Coolio briefly returns to the fold on “In A Twist.” The pair trade verses while narrating a heist caper nearly gone wrong, as they attempt to rob a busload of churchgoing senior citizens on a shuttle bus to Las Vegas. The track showcases the strong chemistry that WC and Coolio had together on a track, navigating the ridiculousness of the situation to a sample of Parliament’s “Aqua Boogie.”



The darkly humorous “Kill A Habit” is one of the best songs about drug addiction ever. It zeroes in on how addiction impacts the family unit. I have no idea if WC really has/had a “basehead” for an older brother, but the visceral frustration and anger that he expresses sure feels real. As does the exasperation of the non-ending cycle of recovery and relapse. People who’ve had to deal with the addiction issues of someone they love can relate to the dichotomy of simultaneously fearing for their safety and pondering if things would just be easier by putting a bullet in their head. WC’s eventual revelation that “The only one to kill a habit is the one doing the crack” is a kernel of absolute truth that the long-running reality show Intervention was built around.

“Wet Dream” is a particularly potent entry, built around the premise of WC having a nocturnal emission while dreaming of an armed rebellion against the U.S. Government.
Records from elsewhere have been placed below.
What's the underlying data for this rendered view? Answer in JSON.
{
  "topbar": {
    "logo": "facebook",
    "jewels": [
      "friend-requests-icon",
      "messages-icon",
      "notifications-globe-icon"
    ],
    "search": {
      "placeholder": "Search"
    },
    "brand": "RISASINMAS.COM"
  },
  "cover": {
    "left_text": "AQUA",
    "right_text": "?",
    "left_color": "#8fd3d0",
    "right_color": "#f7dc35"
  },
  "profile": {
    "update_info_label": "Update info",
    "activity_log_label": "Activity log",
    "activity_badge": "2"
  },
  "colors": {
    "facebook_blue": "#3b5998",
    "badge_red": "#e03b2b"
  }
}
He envisions a reality where 30,000 gang members unite to create “a horror flick for every motherfucker who dissed the Black.” The imagery is still shocking and brutal three decades later: former California Governor Pete Wilson gets dragged down the streets of Los Angeles naked behind a ’64 Impala, while General Colin Powell gets anally raped. WC then dreams of leading a full assault on Washington DC, hauling then President Bill Clinton back to South Central where he also meets a grisly demise. The over-the-top imagery serves its purpose, as WC laments that so many friends have succumbed to “gang violence created by the beast,” preferring the dream where “this bullshit ceased; we killed the real devil.”

The album’s more laidback fare is also excellent. WC takes a journey back to his ’hood on the Ice Cube-produced “Homesick,” which incorporates elements of the intro to Bootsy Collins’ “Can’t Stay Away” into the track. It functions as his own (IMHO, superior) version on “It Was A Good Day,” as WC decides to revisit his old haunts, rolling down the streets, “bumpin’ the oldies, lookin’ for the muthafuckin homies.” He doesn’t even sweat getting arrested and sent to jail for a few days over an old warrant, content that his day overall was well spent. 



Curb Servin’ ends with “The Creator,” WC’s dedication to the higher power for looking out for him over the years (“’Cause you could have laid me down a long time ago / But you let me live, and God knows I ain’t an angel”). A lot of the song’s poignancy can be found in its first two verses, as he recounts his origins, “going through life with a permanent frown,” and reflects on how the paths and fortunes of himself and many of his childhood friends have diverged over the years.

Curb Servin’ would be the final WC and the Maad Circle album. WC would next focus his energies on Westside Connection, and eventually on his own solo career, eventually earning some of the biggest accolades and the most sales of his career. Curb Servin’ became the oft-forgotten link. While it ended up becoming a stepping stone for WC to move onto even bigger things, the album is dope on its own merits and should be celebrated for its excellence in execution.